Full disclosure: Arc Technologies, based in Ridgeland, Mississippi, is a Balch client.  We believe that the ACA compliance module of its HRIS platform, “Eight,” would have made this list regardless. We especially like the automated audit trails and the default settings that favor eligibility unless authorized users make contrary designations in light of the data. Demos have gone well and existing “Eight” users have provided real world scenarios and suggestions during beta testing.  Arc got its start solving data management problems for restaurant franchisees and has one of the better Form I-9 compliance modules that we have seen. The phone number is (601) 991-1160.

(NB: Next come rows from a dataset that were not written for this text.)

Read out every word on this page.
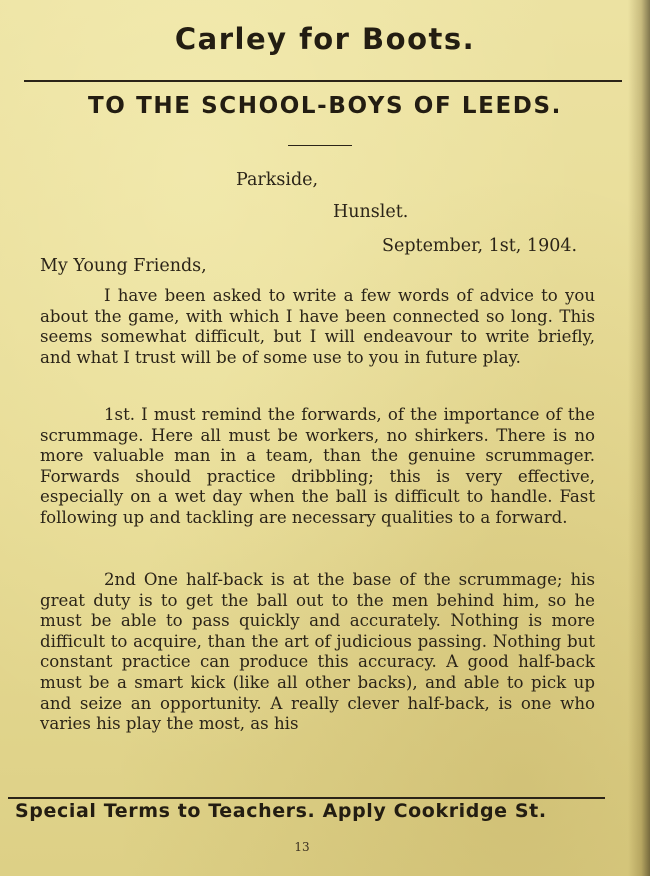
Carley for Boots.
TO THE SCHOOL-BOYS OF LEEDS.
Parkside,
Hunslet.
September, 1st, 1904.
My Young Friends,

I have been asked to write a few words of advice to you about the game, with which I have been connected so long. This seems somewhat difficult, but I will endeavour to write briefly, and what I trust will be of some use to you in future play.

1st. I must remind the forwards, of the importance of the scrummage. Here all must be workers, no shirkers. There is no more valuable man in a team, than the genuine scrummager. Forwards should practice dribbling; this is very effective, especially on a wet day when the ball is difficult to handle. Fast following up and tackling are necessary qualities to a forward.

2nd One half-back is at the base of the scrummage; his great duty is to get the ball out to the men behind him, so he must be able to pass quickly and accurately. Nothing is more difficult to acquire, than the art of judicious passing. Nothing but constant practice can produce this accuracy. A good half-back must be a smart kick (like all other backs), and able to pick up and seize an opportunity. A really clever half-back, is one who varies his play the most, as his

Special Terms to Teachers. Apply Cookridge St.
13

http://www.fivepointsict.com

Five Points, based in Franklin, Tennessee, offers a suite of HR and benefit administration solutions.  Our web-based demo was hosted by presenters who seemed to have studied the underlying ACA rules especially well.  We were most impressed with the graphics-based dashboard; it should be a valuable management tool.  Five Points started by solving problems for schools and hospitals, so they should handle those benefit issues especially well.  The toll-free line is (800) 435-5023.

https://goempyrean.com/

Houston-based Empyrean brings significant, large group enrollment administration expertise to this project. “SAFEHARBOR” is a variable hour employee eligibility tracker but Empyrean also offers interlocking IT solutions for enrollment and IRS reporting, plus support and enrollment services. However, bundling is not required; SAFEHARBOR is available separately.  Our web-based demo was helpfully handled by people familiar with ACA issues.  The toll-free number is (800) 934-1451.  A video introduction is posted at https://safeharbor.goempyrean.com/content/charting-course-pay-or-play-compliance-episode-1.

http://www.worxtime.com/

Worxtime, from a unit of Visual Benefit Communications, Inc., Huntsville, AL, builds on the vendor’s decades of benefit administration and support services to a wide range of employers.  Like Five Points, the graphics-based dashboard is very helpful.  Unusually, some back office concerns are up front, such as alerts about possibly corrupt data files and utilities designed to facilitate data import from many payroll and attendance programs, in any field order.  Mandated ACA reports are automated, but users may configure a wide range of other reports and e-mail alerts.  Some critical reports are coupled with support center phone calls to designated managers, just in case alert e-mails are trapped in a spam filter.  The toll-free number is (800) 374-8787.

What You Pay . . .

We built and culled our list based on expected functionality, including our assessment of the vendor’s capacity to improvise and optimize as this shakes out, relying mainly on the sort of web demonstration that the vendor would give a potential customer.  We did not consider or even request pricing information.  We suspect that increased competition and improving functionality will narrow any pricing gaps that may exist, but you should compare costs of all suitable systems.